I don't think it's very common but all my goats and kids are housed outside only go in the barn when it rains. People who house theirs in barns migh have more of an issue. I know I've bought goats from people who keep their kids inside and give lots of grain and the kids have pale pigment. Once I give them some time outside they darken up though. I also have colored goats so it's probably more an issue with the white bodied traditionals


----------



## Jessica84 (Oct 27, 2011)

^^^ you are very correct! That is why you want the pigment. 
This is the way I look at things, I could be wrong or I could be right I don't know but here's a example. I have a lamancha and bred her to a boer, of course she didn't fit the standards 100% she has no ears lol and her pigment is 0% I put 50% papers on her.
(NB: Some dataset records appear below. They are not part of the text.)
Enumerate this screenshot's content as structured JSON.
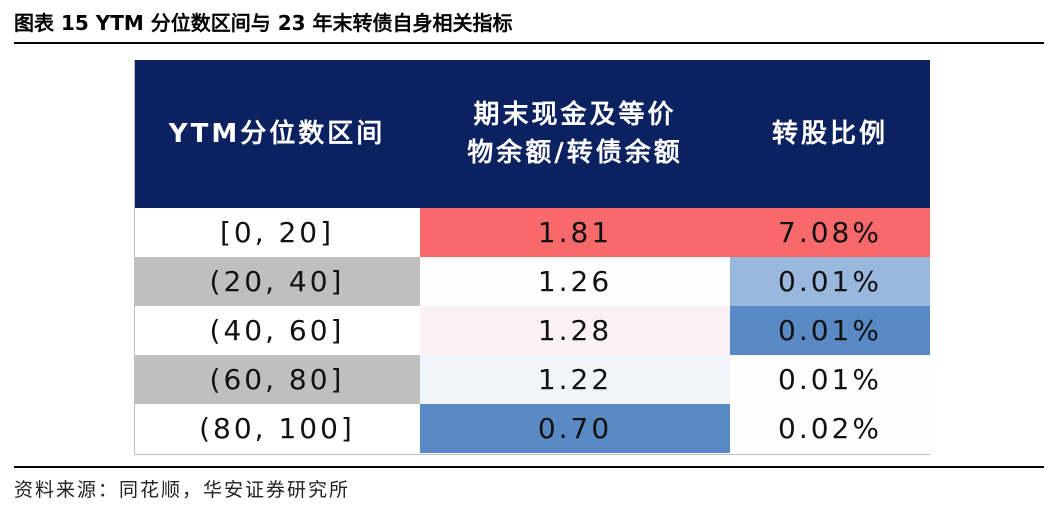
{
  "figure": {
    "title": "图表 15 YTM 分位数区间与 23 年末转债自身相关指标",
    "source": "资料来源：同花顺，华安证券研究所"
  },
  "table": {
    "headers": {
      "col1": "YTM分位数区间",
      "col2_line1": "期末现金及等价",
      "col2_line2": "物余额/转债余额",
      "col3": "转股比例"
    },
    "rows": [
      {
        "range": "[0, 20]",
        "cash_ratio": "1.81",
        "conversion": "7.08%"
      },
      {
        "range": "(20, 40]",
        "cash_ratio": "1.26",
        "conversion": "0.01%"
      },
      {
        "range": "(40, 60]",
        "cash_ratio": "1.28",
        "conversion": "0.01%"
      },
      {
        "range": "(60, 80]",
        "cash_ratio": "1.22",
        "conversion": "0.01%"
      },
      {
        "range": "(80, 100]",
        "cash_ratio": "0.70",
        "conversion": "0.02%"
      }
    ]
  },
  "colors": {
    "header_bg": "#0c2160",
    "header_text": "#ffffff",
    "range_bg": [
      "#ffffff",
      "#bfbfbf",
      "#ffffff",
      "#bfbfbf",
      "#ffffff"
    ],
    "cash_ratio_bg": [
      "#f8696b",
      "#fefefe",
      "#fcf1f4",
      "#f1f5fb",
      "#5a8ac6"
    ],
    "conversion_bg": [
      "#f8696b",
      "#9ab8de",
      "#5a8ac6",
      "#fefefe",
      "#fefefe"
    ]
  }
}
Bred her back to a boer and got a pretty dang nice kid, even with ears lol but still not 100% totally show quality, I would say her one flaw was the shape of her nose. Again I put 75% papers on her. Again bred back to a boer and I have a super totally beautiful kid out of that breeding. Pigment is 100%, her nose is perfect and for someone that HATES horns I have to admit I'm loving her horns. I don't show and I don't know every pros and cons but she is my second nicest Doeling this year.......first being a little 98% but anyways to the point! If I didn't just go with it with that first cross and I said well she doesn't fit the standards 100% I wouldn't have any papers on this awesome little girl. But I did so she is 88% and if she keeps taking after all the girls in her pedigree she will be a very correct girl with a great supply of milk because of her lamancha lines. So with me breeding my herd up in % with things that I want to improve on, I still register kids that do not fit the standards 100%. But like I said I don't show and I also know if I did they would turn those ones around at the door, but that doesn't mean they can't produce something that will blow people away


----------



## goatnutty (Oct 9, 2007)

The ABGA does not prefer one color over another and none are disqualifications. The information given above is also correct about pigmentation. The ABGA website has all the breed standards listed and simply written on their website. I'd take a look if you have any questions its very helpful


----------



## toth boer goats (Jul 20, 2008)

All correct advice and info.


----------